FDA panel: Randomized controlled trials should not be required for polypill approval
The FDA’s Cardiovascular and Renal Drugs Advisory Committee told the agency today that a randomized controlled trial should not be required for approval of a fixed-dose combination pill consisting of aspirin, a statin and at least one antihypertensive drug for secondary prevention of CVD.
While an application has not yet been submitted for such a combination, known as the polypill, the agency expects to receive at least one in the future, and research on its effects is ongoing. Proponents of the polypill say it will improve medication adherence, especially for patients who do not have access to regular CV care.
The agency asked the committee for input on whether outcome studies are necessary, who represents the appropriate target population, what the consequences would be if used outside the target population and what the sponsor of any application for marketing approval of a polypill would need to show in the application.
Observational studies recommended
Most panel members said that outcome studies should not be necessary because the effects of any components that would be used in a polypill are already known, but that postapproval observational studies might be a good idea.
“I don’t think we need a randomized, placebo-controlled, blinded trial for this,” panel member Stuart Rich, MD, of the University of Chicago Pritzker School of Medicine, said during the meeting. “I want to see observational studies in real-world settings. The data are compelling on the potential. The bigger issue is: how will we realize the potential and achieve it as best we can?”
While the FDA, in its briefing document prepared for the meeting, identified the likely target population as those who “cannot get the follow-up necessary for titration, for reasons that include geography, finances and patient preference,” committee members said the target population should include anyone who requires secondary prevention of CVD, has hypertension, has hyperlipidemia, and is able to tolerate all components of the polypill. Doctors will not be interested in identifying who is and is not likely to get follow-up for titration, they said.
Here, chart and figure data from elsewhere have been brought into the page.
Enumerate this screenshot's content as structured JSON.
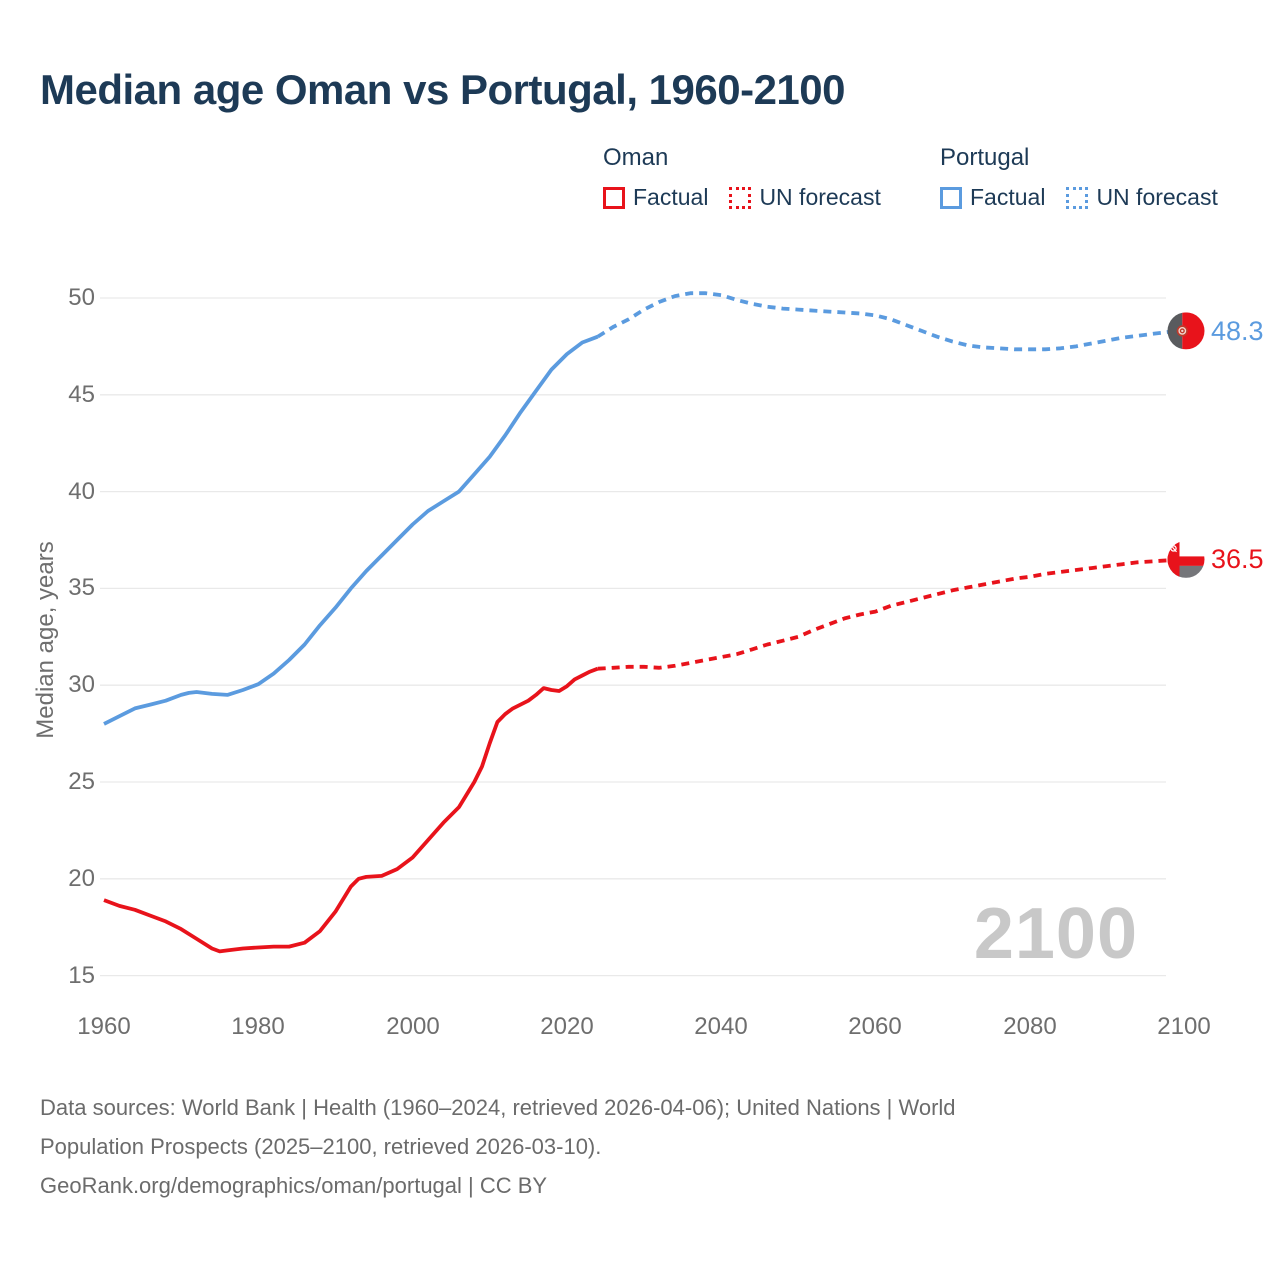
{
  "header": {
    "title": "Median age Oman vs Portugal, 1960-2100"
  },
  "legend": {
    "groups": [
      {
        "title": "Oman",
        "items": [
          {
            "label": "Factual",
            "style": "solid",
            "color": "#e8131b"
          },
          {
            "label": "UN forecast",
            "style": "dotted",
            "color": "#e8131b"
          }
        ]
      },
      {
        "title": "Portugal",
        "items": [
          {
            "label": "Factual",
            "style": "solid",
            "color": "#5b9bdf"
          },
          {
            "label": "UN forecast",
            "style": "dotted",
            "color": "#5b9bdf"
          }
        ]
      }
    ]
  },
  "footer": {
    "line1": "Data sources: World Bank | Health (1960–2024, retrieved 2026-04-06); United Nations | World",
    "line2": "Population Prospects (2025–2100, retrieved 2026-03-10).",
    "line3": "GeoRank.org/demographics/oman/portugal | CC BY"
  },
  "chart_data": {
    "type": "line",
    "title": "Median age Oman vs Portugal, 1960-2100",
    "xlabel": "",
    "ylabel": "Median age, years",
    "xlim": [
      1960,
      2100
    ],
    "ylim": [
      15,
      50
    ],
    "x_ticks": [
      1960,
      1980,
      2000,
      2020,
      2040,
      2060,
      2080,
      2100
    ],
    "y_ticks": [
      15,
      20,
      25,
      30,
      35,
      40,
      45,
      50
    ],
    "grid": "horizontal",
    "gridline_color": "#e9e9e9",
    "tick_color": "#6e6e6e",
    "watermark": "2100",
    "watermark_color": "#c8c8c8",
    "series": [
      {
        "name": "Portugal — Factual",
        "color": "#5b9bdf",
        "style": "solid",
        "points": [
          [
            1960,
            28.0
          ],
          [
            1962,
            28.4
          ],
          [
            1964,
            28.8
          ],
          [
            1966,
            29.0
          ],
          [
            1968,
            29.2
          ],
          [
            1970,
            29.5
          ],
          [
            1971,
            29.6
          ],
          [
            1972,
            29.65
          ],
          [
            1974,
            29.55
          ],
          [
            1976,
            29.5
          ],
          [
            1978,
            29.75
          ],
          [
            1980,
            30.05
          ],
          [
            1982,
            30.6
          ],
          [
            1984,
            31.3
          ],
          [
            1986,
            32.1
          ],
          [
            1988,
            33.1
          ],
          [
            1990,
            34.0
          ],
          [
            1992,
            35.0
          ],
          [
            1994,
            35.9
          ],
          [
            1996,
            36.7
          ],
          [
            1998,
            37.5
          ],
          [
            2000,
            38.3
          ],
          [
            2002,
            39.0
          ],
          [
            2004,
            39.5
          ],
          [
            2006,
            40.0
          ],
          [
            2008,
            40.9
          ],
          [
            2010,
            41.8
          ],
          [
            2012,
            42.9
          ],
          [
            2014,
            44.1
          ],
          [
            2016,
            45.2
          ],
          [
            2018,
            46.3
          ],
          [
            2020,
            47.1
          ],
          [
            2022,
            47.7
          ],
          [
            2024,
            48.0
          ]
        ]
      },
      {
        "name": "Portugal — UN forecast",
        "color": "#5b9bdf",
        "style": "dashed",
        "points": [
          [
            2024,
            48.0
          ],
          [
            2026,
            48.5
          ],
          [
            2028,
            48.9
          ],
          [
            2030,
            49.4
          ],
          [
            2032,
            49.8
          ],
          [
            2034,
            50.1
          ],
          [
            2036,
            50.25
          ],
          [
            2038,
            50.25
          ],
          [
            2040,
            50.15
          ],
          [
            2042,
            49.9
          ],
          [
            2044,
            49.7
          ],
          [
            2046,
            49.55
          ],
          [
            2048,
            49.45
          ],
          [
            2050,
            49.4
          ],
          [
            2052,
            49.35
          ],
          [
            2054,
            49.3
          ],
          [
            2056,
            49.25
          ],
          [
            2058,
            49.2
          ],
          [
            2060,
            49.1
          ],
          [
            2062,
            48.9
          ],
          [
            2064,
            48.6
          ],
          [
            2066,
            48.3
          ],
          [
            2068,
            48.0
          ],
          [
            2070,
            47.75
          ],
          [
            2072,
            47.55
          ],
          [
            2074,
            47.45
          ],
          [
            2076,
            47.4
          ],
          [
            2078,
            47.35
          ],
          [
            2080,
            47.35
          ],
          [
            2082,
            47.35
          ],
          [
            2084,
            47.4
          ],
          [
            2086,
            47.5
          ],
          [
            2088,
            47.65
          ],
          [
            2090,
            47.8
          ],
          [
            2092,
            47.95
          ],
          [
            2094,
            48.05
          ],
          [
            2096,
            48.15
          ],
          [
            2098,
            48.25
          ],
          [
            2100,
            48.3
          ]
        ]
      },
      {
        "name": "Oman — Factual",
        "color": "#e8131b",
        "style": "solid",
        "points": [
          [
            1960,
            18.9
          ],
          [
            1962,
            18.6
          ],
          [
            1964,
            18.4
          ],
          [
            1966,
            18.1
          ],
          [
            1968,
            17.8
          ],
          [
            1970,
            17.4
          ],
          [
            1972,
            16.9
          ],
          [
            1974,
            16.4
          ],
          [
            1975,
            16.25
          ],
          [
            1976,
            16.3
          ],
          [
            1978,
            16.4
          ],
          [
            1980,
            16.45
          ],
          [
            1982,
            16.5
          ],
          [
            1984,
            16.5
          ],
          [
            1986,
            16.7
          ],
          [
            1988,
            17.3
          ],
          [
            1990,
            18.3
          ],
          [
            1992,
            19.6
          ],
          [
            1993,
            20.0
          ],
          [
            1994,
            20.1
          ],
          [
            1996,
            20.15
          ],
          [
            1998,
            20.5
          ],
          [
            2000,
            21.1
          ],
          [
            2002,
            22.0
          ],
          [
            2004,
            22.9
          ],
          [
            2006,
            23.7
          ],
          [
            2008,
            25.0
          ],
          [
            2009,
            25.8
          ],
          [
            2010,
            27.0
          ],
          [
            2011,
            28.1
          ],
          [
            2012,
            28.5
          ],
          [
            2013,
            28.8
          ],
          [
            2014,
            29.0
          ],
          [
            2015,
            29.2
          ],
          [
            2016,
            29.5
          ],
          [
            2017,
            29.85
          ],
          [
            2018,
            29.75
          ],
          [
            2019,
            29.7
          ],
          [
            2020,
            29.95
          ],
          [
            2021,
            30.3
          ],
          [
            2022,
            30.5
          ],
          [
            2023,
            30.7
          ],
          [
            2024,
            30.85
          ]
        ]
      },
      {
        "name": "Oman — UN forecast",
        "color": "#e8131b",
        "style": "dashed",
        "points": [
          [
            2024,
            30.85
          ],
          [
            2026,
            30.9
          ],
          [
            2028,
            30.95
          ],
          [
            2030,
            30.95
          ],
          [
            2032,
            30.9
          ],
          [
            2034,
            31.0
          ],
          [
            2036,
            31.15
          ],
          [
            2038,
            31.3
          ],
          [
            2040,
            31.45
          ],
          [
            2042,
            31.6
          ],
          [
            2044,
            31.85
          ],
          [
            2046,
            32.1
          ],
          [
            2048,
            32.3
          ],
          [
            2050,
            32.5
          ],
          [
            2052,
            32.85
          ],
          [
            2054,
            33.15
          ],
          [
            2056,
            33.45
          ],
          [
            2058,
            33.65
          ],
          [
            2060,
            33.8
          ],
          [
            2062,
            34.1
          ],
          [
            2064,
            34.3
          ],
          [
            2066,
            34.5
          ],
          [
            2068,
            34.7
          ],
          [
            2070,
            34.9
          ],
          [
            2072,
            35.05
          ],
          [
            2074,
            35.2
          ],
          [
            2076,
            35.35
          ],
          [
            2078,
            35.5
          ],
          [
            2080,
            35.6
          ],
          [
            2082,
            35.75
          ],
          [
            2084,
            35.85
          ],
          [
            2086,
            35.95
          ],
          [
            2088,
            36.05
          ],
          [
            2090,
            36.15
          ],
          [
            2092,
            36.25
          ],
          [
            2094,
            36.35
          ],
          [
            2096,
            36.4
          ],
          [
            2098,
            36.45
          ],
          [
            2100,
            36.5
          ]
        ]
      }
    ],
    "end_labels": [
      {
        "text": "48.3",
        "value": 48.3,
        "color": "#5b9bdf",
        "flag": "portugal"
      },
      {
        "text": "36.5",
        "value": 36.5,
        "color": "#e8131b",
        "flag": "oman"
      }
    ],
    "flag_colors": {
      "red": "#e8131b",
      "white": "#ffffff",
      "oman_green_muted": "#75767a",
      "portugal_green_muted": "#595b5e",
      "portugal_emblem": "#c0392b",
      "portugal_emblem_ring": "#f2d8cf"
    },
    "legend_position": "top-right"
  }
}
Overutilization not a concern
Panel member Philip Sager, MD, of Stanford University School of Medicine, said that the FDA’s concerns about consequences for patients who could receive follow-up titration but instead take the polypill are unfounded.
“I’m not concerned about off-target use,” Sager said. “The bigger problem is underutilization.”
There was no consensus from the committee as to whether an application for approval of a polypill needed to show anything beyond the components’ potential for pharmacokinetic and pharmacodynamics interaction. Several members said that they did not think the panel needed to reconvene to advise on specific applications.
However, there was consensus that all components of a polypill must be in accordance with guideline-recommended dosages. For example, the committee recommended that any statin component consist of at least atorvastatin 40 mg or equivalent.
During a presentation at the meeting, Salim Yusuf, MD, DPhil, MRCP, professor of medicine and executive director of the Population Health Research Institute at McMaster University, Hamilton, Ontario, Canada, told the committee that there are at least five polypills in development, some of which are approved in other countries. Some form of the polypill is currently available in 14 countries, he added.
The FDA is not required to follow the advice of its advisory panels, but it usually does.
For more information:
CRDAC Clinical Briefing Document.
Disclosure: The members of the FDA’s Cardiovascular and Renal Drugs Advisory Committee report no relevant financial disclosures related to aspirin, statins or antihypertensive drugs for secondary prevention. They were not vetted with regard to conflicts relating to those drugs for primary prevention.